Lorelei Linklater, Patricia Arquette, Ethan Hawke at the premiere of Boyhood at Sundance Film Festival Photo: Amber Wilkinson |
After the premiere, Richard and Lorelei Linklater, Ethan Hawke, Patricia Arquette and Ellar Coltrane talked about the project with the audience.
Speaking about his initial motivations, Linklater said: "I wanted to do something about childhood and I sat down to write. But I couldn't pick one moment - obviously, the limitations of film, you have to pick your moment. And that wasn't good enough - I didn't really have enough to say about one moment. I got this eureka moment of why couldn't you just film a little bit and encompass all of it. So that was the idea, it just hit me - pow! It's so simple actually, in a storytelling way but the practicality of how you make a movie like that, that becomes the difficult part, so I'm just lucky."
Richard Linklater and Ellar Coltrane at the premiere of Boyhood at Sundance Film Festival 2014. Photo: Amber Wilkinson |
"We had a year to think about it and then it was a very intense three or four-day shoot generally. At the end of the day, we shot for 39 days total, had 143 scenes, it's pretty weird... everything about this film was weird."
Coltrane - who turns into a fine young actor through the course of the film - spoke about how it was growing up with the role. He said: "I would say around 12 or 13, it began to gradually dawn on me what was actually happening. At 7, 12 years is almost twice my life, so it's almost impossible to fathom how long actually that is. But there is a specific point that I remember that I started to grasp the scope of the project and change a lot at that point."
Joking, Linklater added: "Somewhere around year three, Lorelei came to me and asked me, 'Can my character, like, die.' It is difficult to hold a nine-year-old to a 12-year contract."
And what about that title?
Linklater said: "Boyhood - that name ended up on our callsheet and it just became the title. Good titles come early or not at all, so that's our title for better or worse."
The end result is a touching and in-depth meditation on childhood that justiifies every minute of its 164-minute runtime.

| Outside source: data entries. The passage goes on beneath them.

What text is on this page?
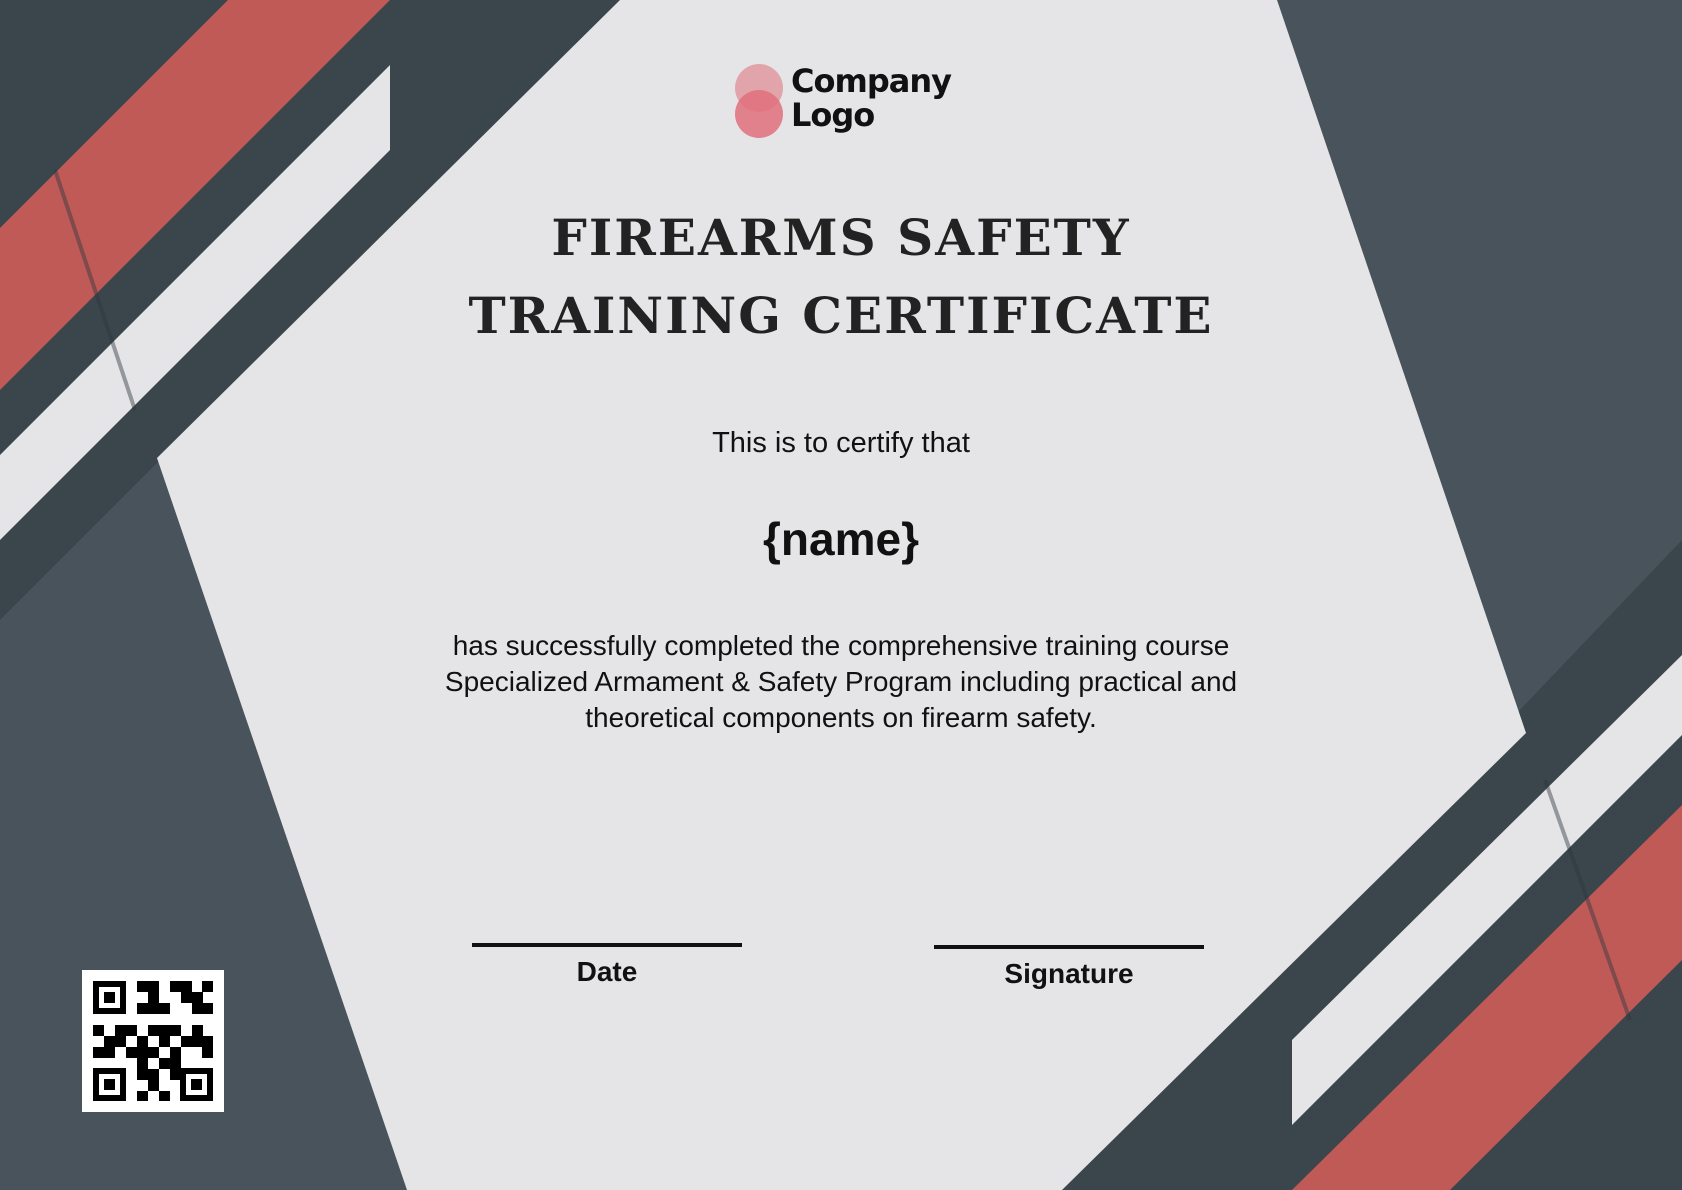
Company
Logo
FIREARMS SAFETY
TRAINING CERTIFICATE
This is to certify that
{name}
has successfully completed the comprehensive training course
Specialized Armament & Safety Program including practical and
theoretical components on firearm safety.
Date	Signature
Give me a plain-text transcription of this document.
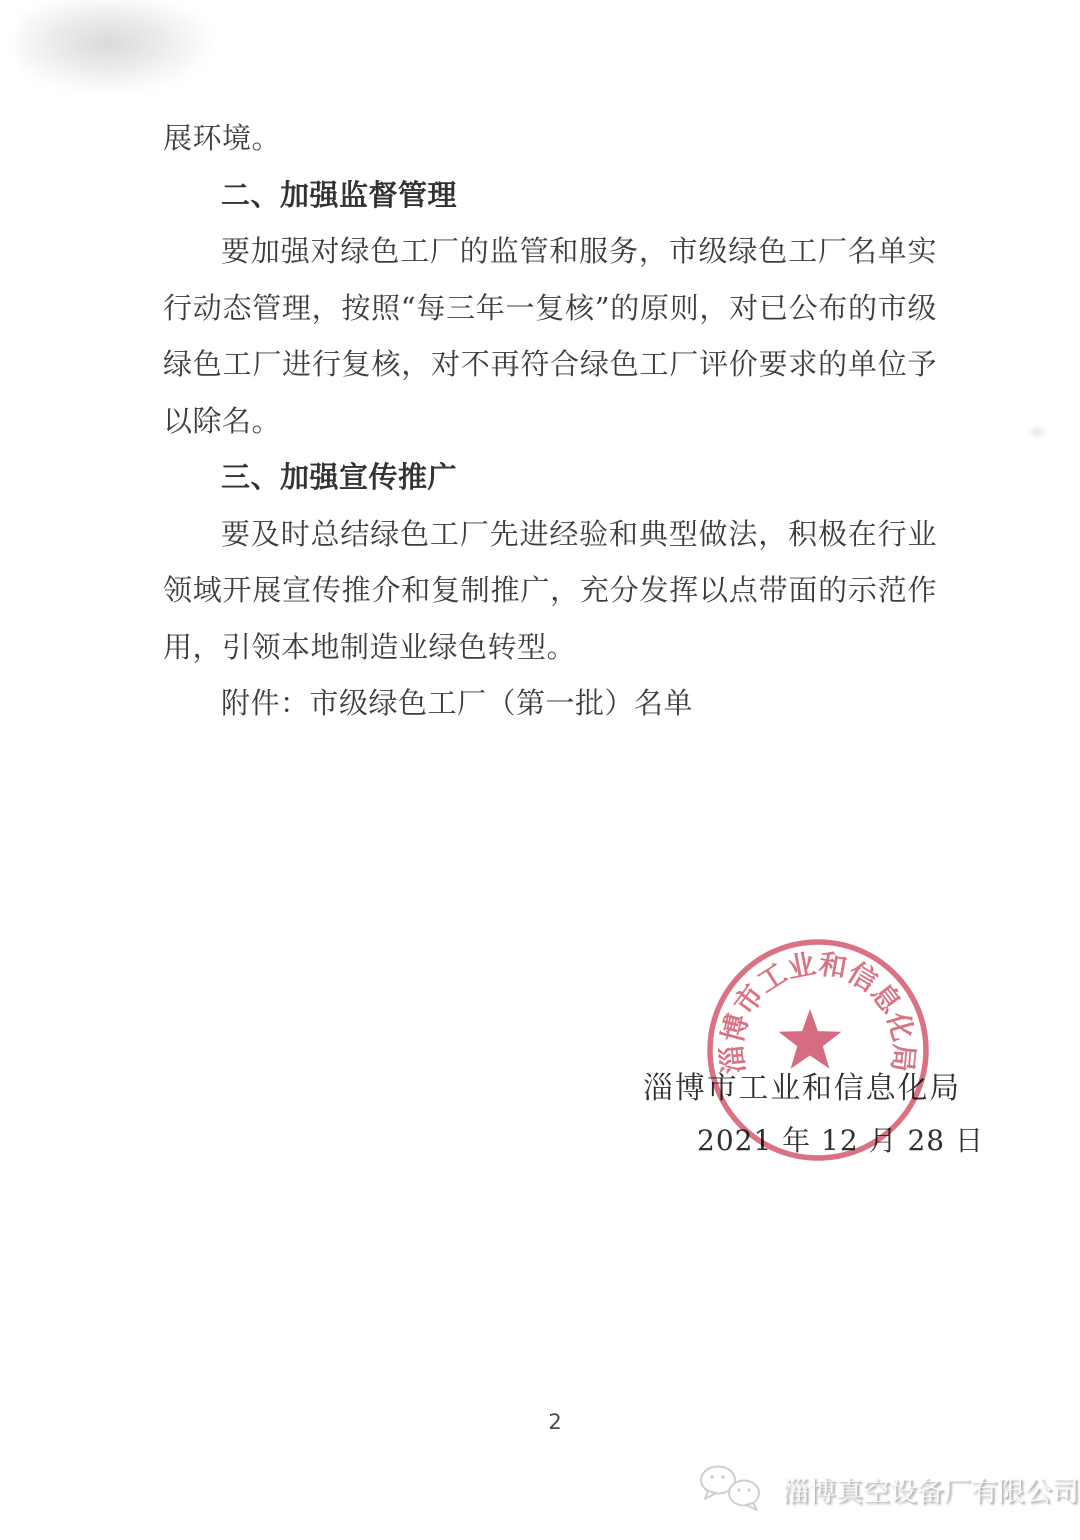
展环境。

二、加强监督管理

要加强对绿色工厂的监管和服务，市级绿色工厂名单实行动态管理，按照“每三年一复核”的原则，对已公布的市级绿色工厂进行复核，对不再符合绿色工厂评价要求的单位予以除名。

三、加强宣传推广

要及时总结绿色工厂先进经验和典型做法，积极在行业领域开展宣传推介和复制推广，充分发挥以点带面的示范作用，引领本地制造业绿色转型。

附件：市级绿色工厂（第一批）名单

淄博市工业和信息化局
2021 年 12 月 28 日
淄博市工业和信息化局
2
淄博真空设备厂有限公司
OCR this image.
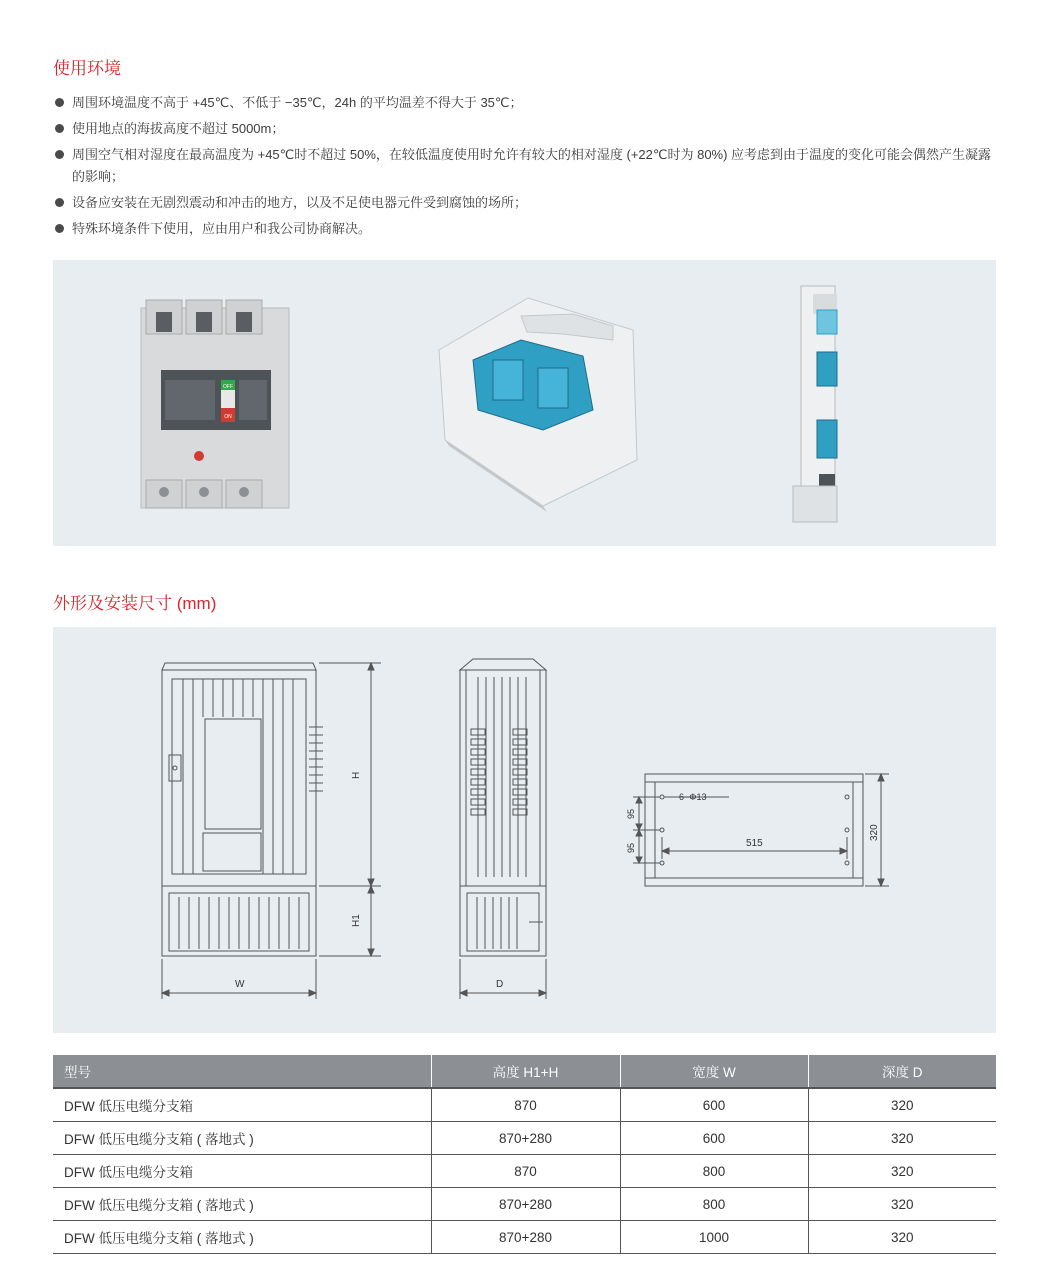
使用环境
周围环境温度不高于 +45℃、不低于 −35℃，24h 的平均温差不得大于 35℃；
使用地点的海拔高度不超过 5000m；
周围空气相对湿度在最高温度为 +45℃时不超过 50%，在较低温度使用时允许有较大的相对湿度 (+22℃时为 80%) 应考虑到由于温度的变化可能会偶然产生凝露的影响；
设备应安装在无剧烈震动和冲击的地方，以及不足使电器元件受到腐蚀的场所；
特殊环境条件下使用，应由用户和我公司协商解决。
OFF
ON
外形及安装尺寸 (mm)
H
H1
W	D
6−Φ13
95
95	515
320
型号	高度 H1+H	宽度 W	深度 D
DFW 低压电缆分支箱	870	600	320
DFW 低压电缆分支箱 ( 落地式 )	870+280	600	320
DFW 低压电缆分支箱	870	800	320
DFW 低压电缆分支箱 ( 落地式 )	870+280	800	320
DFW 低压电缆分支箱 ( 落地式 )	870+280	1000	320
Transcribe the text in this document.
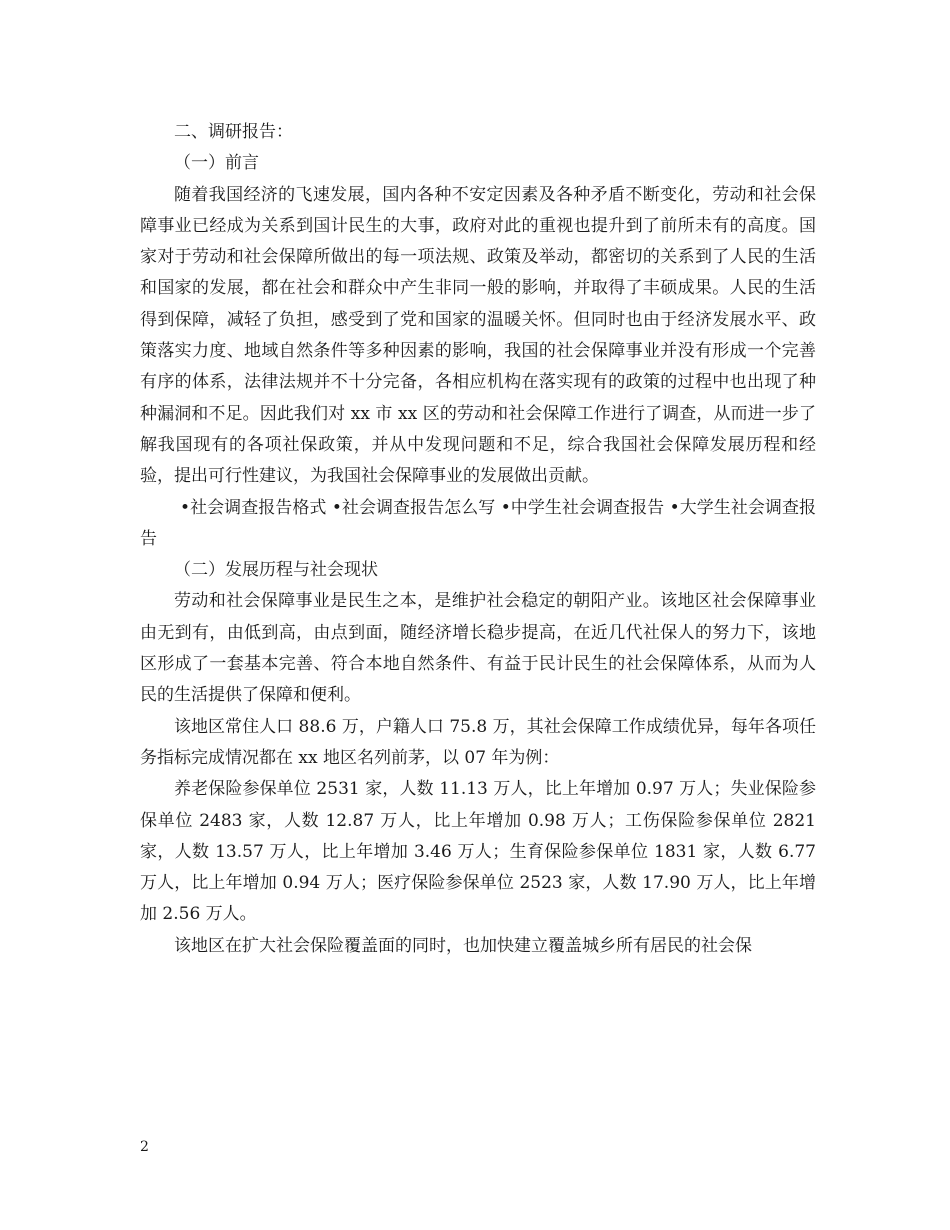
二、调研报告：

（一）前言

随着我国经济的飞速发展，国内各种不安定因素及各种矛盾不断变化，劳动和社会保障事业已经成为关系到国计民生的大事，政府对此的重视也提升到了前所未有的高度。国家对于劳动和社会保障所做出的每一项法规、政策及举动，都密切的关系到了人民的生活和国家的发展，都在社会和群众中产生非同一般的影响，并取得了丰硕成果。人民的生活得到保障，减轻了负担，感受到了党和国家的温暖关怀。但同时也由于经济发展水平、政策落实力度、地域自然条件等多种因素的影响，我国的社会保障事业并没有形成一个完善有序的体系，法律法规并不十分完备，各相应机构在落实现有的政策的过程中也出现了种种漏洞和不足。因此我们对 xx 市 xx 区的劳动和社会保障工作进行了调查，从而进一步了解我国现有的各项社保政策，并从中发现问题和不足，综合我国社会保障发展历程和经验，提出可行性建议，为我国社会保障事业的发展做出贡献。

•社会调查报告格式 •社会调查报告怎么写 •中学生社会调查报告 •大学生社会调查报告

（二）发展历程与社会现状

劳动和社会保障事业是民生之本，是维护社会稳定的朝阳产业。该地区社会保障事业由无到有，由低到高，由点到面，随经济增长稳步提高，在近几代社保人的努力下，该地区形成了一套基本完善、符合本地自然条件、有益于民计民生的社会保障体系，从而为人民的生活提供了保障和便利。

该地区常住人口 88.6 万，户籍人口 75.8 万，其社会保障工作成绩优异，每年各项任务指标完成情况都在 xx 地区名列前茅，以 07 年为例：

养老保险参保单位 2531 家，人数 11.13 万人，比上年增加 0.97 万人；失业保险参保单位 2483 家，人数 12.87 万人，比上年增加 0.98 万人；工伤保险参保单位 2821 家，人数 13.57 万人，比上年增加 3.46 万人；生育保险参保单位 1831 家，人数 6.77 万人，比上年增加 0.94 万人；医疗保险参保单位 2523 家，人数 17.90 万人，比上年增加 2.56 万人。

该地区在扩大社会保险覆盖面的同时，也加快建立覆盖城乡所有居民的社会保

2
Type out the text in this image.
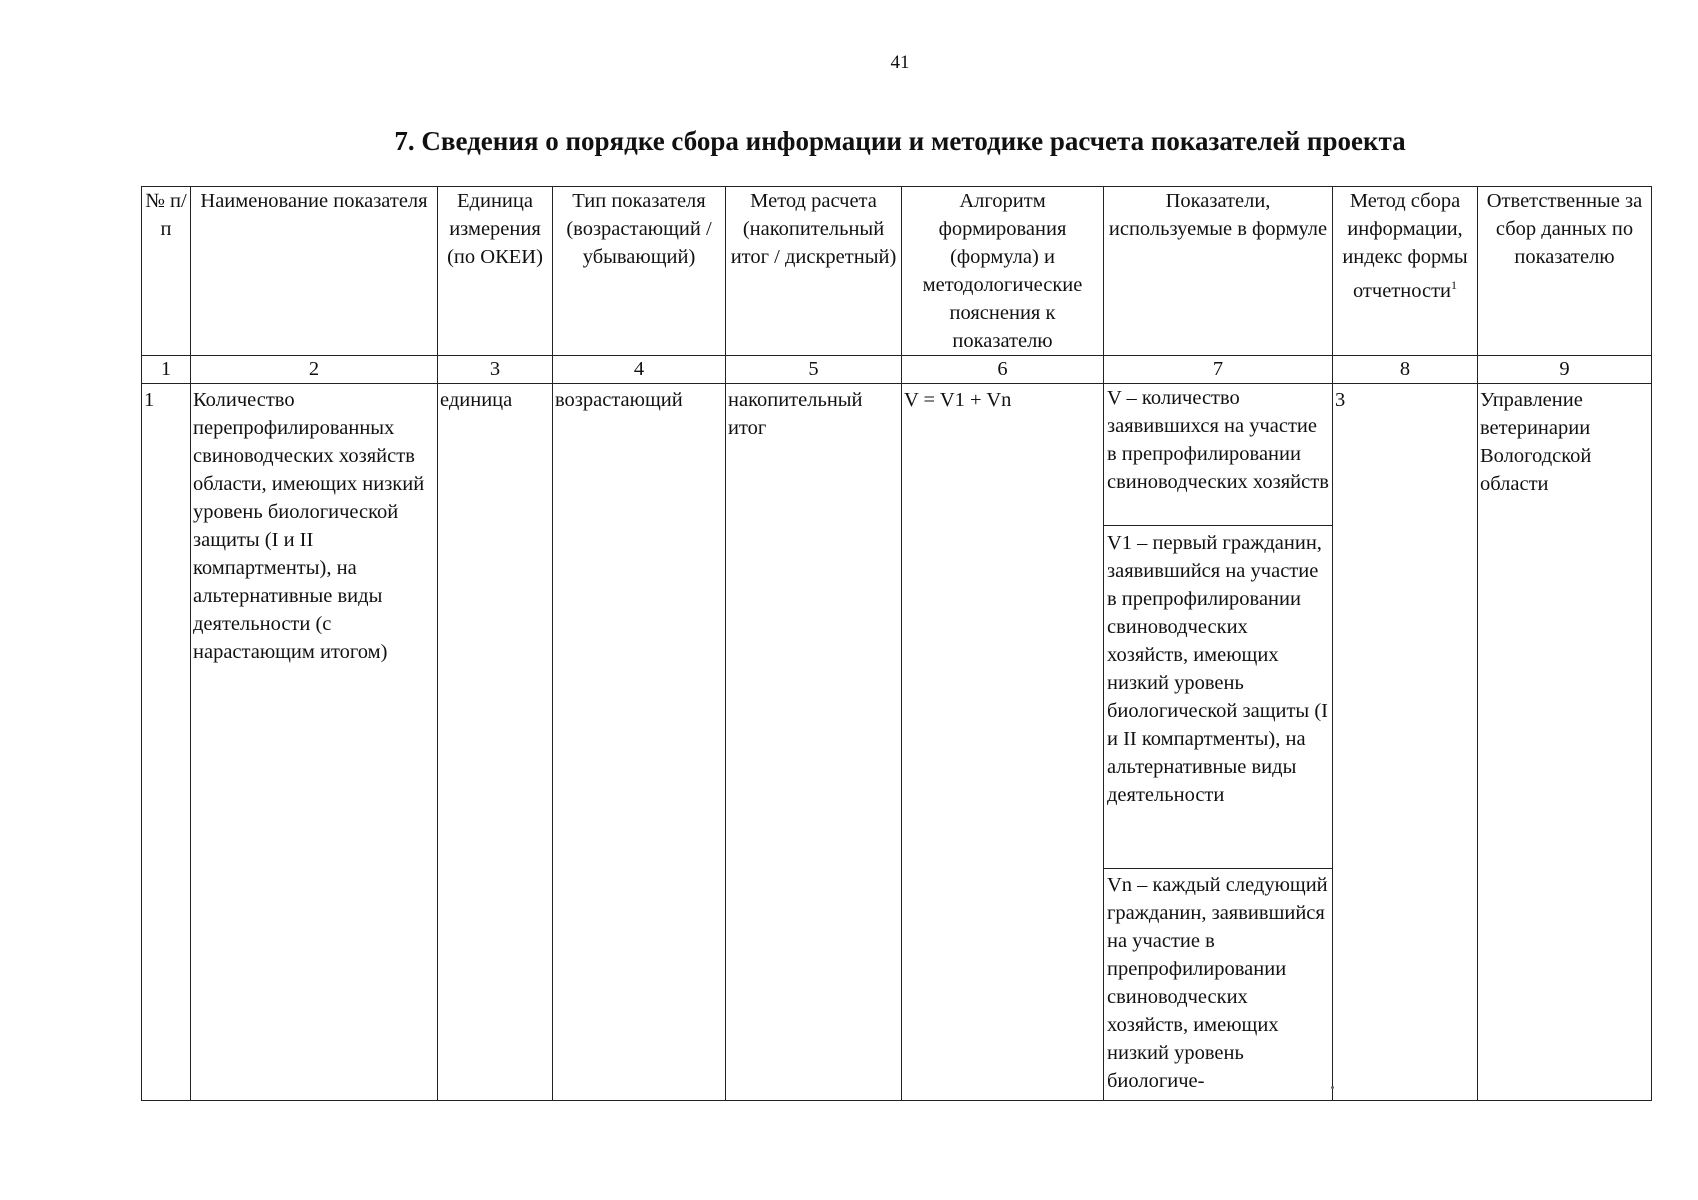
41
7. Сведения о порядке сбора информации и методике расчета показателей проекта
№ п/п	Наименование показателя	Единица измерения (по ОКЕИ)	Тип показателя (возрастающий / убывающий)	Метод расчета (накопительный итог / дискретный)	Алгоритм формирования (формула) и методологические пояснения к показателю	Показатели, используемые в формуле	Метод сбора информации, индекс формы отчетности$^1$	Ответственные за сбор данных по показателю
1	2	3	4	5	6	7	8	9
1	Количество перепрофилированных свиноводческих хозяйств области, имеющих низкий уровень биологической защиты (I и II компартменты), на альтернативные виды деятельности (с нарастающим итогом)	единица	возрастающий	накопительный итог	V = V1 + Vn	V – количество заявившихся на участие в препрофилировании свиноводческих хозяйств
V1 – первый гражданин, заявившийся на участие в препрофилировании свиноводческих хозяйств, имеющих низкий уровень биологической защиты (I и II компартменты), на альтернативные виды деятельности
Vn – каждый следующий гражданин, заявившийся на участие в препрофилировании свиноводческих хозяйств, имеющих низкий уровень биологиче-	3	Управление ветеринарии Вологодской области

Employing a similar experimental technique, though in a more formal fashion and with a considerably truncated timescale is Australian film 52 Tuesdays, which was shot by Sophie Hyde and her crew over the course of a year and only on Tuesdays. The film charts the relationship between an adolescent girl and her lesbian mother who decides to undergo gender transition. I spoke to DoP Bryan Mason about the project when they were planning it (read that here) - but as with most films, the end result is considerably different.
The focus, perhaps surprisingly, falls more on the younger half of the relationship as Billie (newcomer Tilda Cobham-Hervey, of whom we are surely going to hear more), makes her own transition of sexual awakening at the same time as trying to come to terms with only seeing her mum (Del Herbert-Jane, a non-gender conforming individual who was originally the diversity expert on the project) once a week as she undergoes her gender transition treatment. Because the film was shot weekly - a choice marked out by intertitles - you can see Billie physically changing as the months wear on. Meanwhile, the psychological impact of the secrets mother and daughter keep from one another also begin to take their toll. The film gathers considerable momentum through the runtime, although the forced constraints of weekly shooting give it a slightly choppy feel in places. This is a sensitive portrayal of an emotional journey that shows how fluid sexuality can be. Viewers who feel like sharing a little bit of their own experience, can visit My52tuesdays to answer weekly questions about their life. We'll be chatting to Hyde about the film when it goes to the Berlin Film Festival in February and will bring you the interview in full then.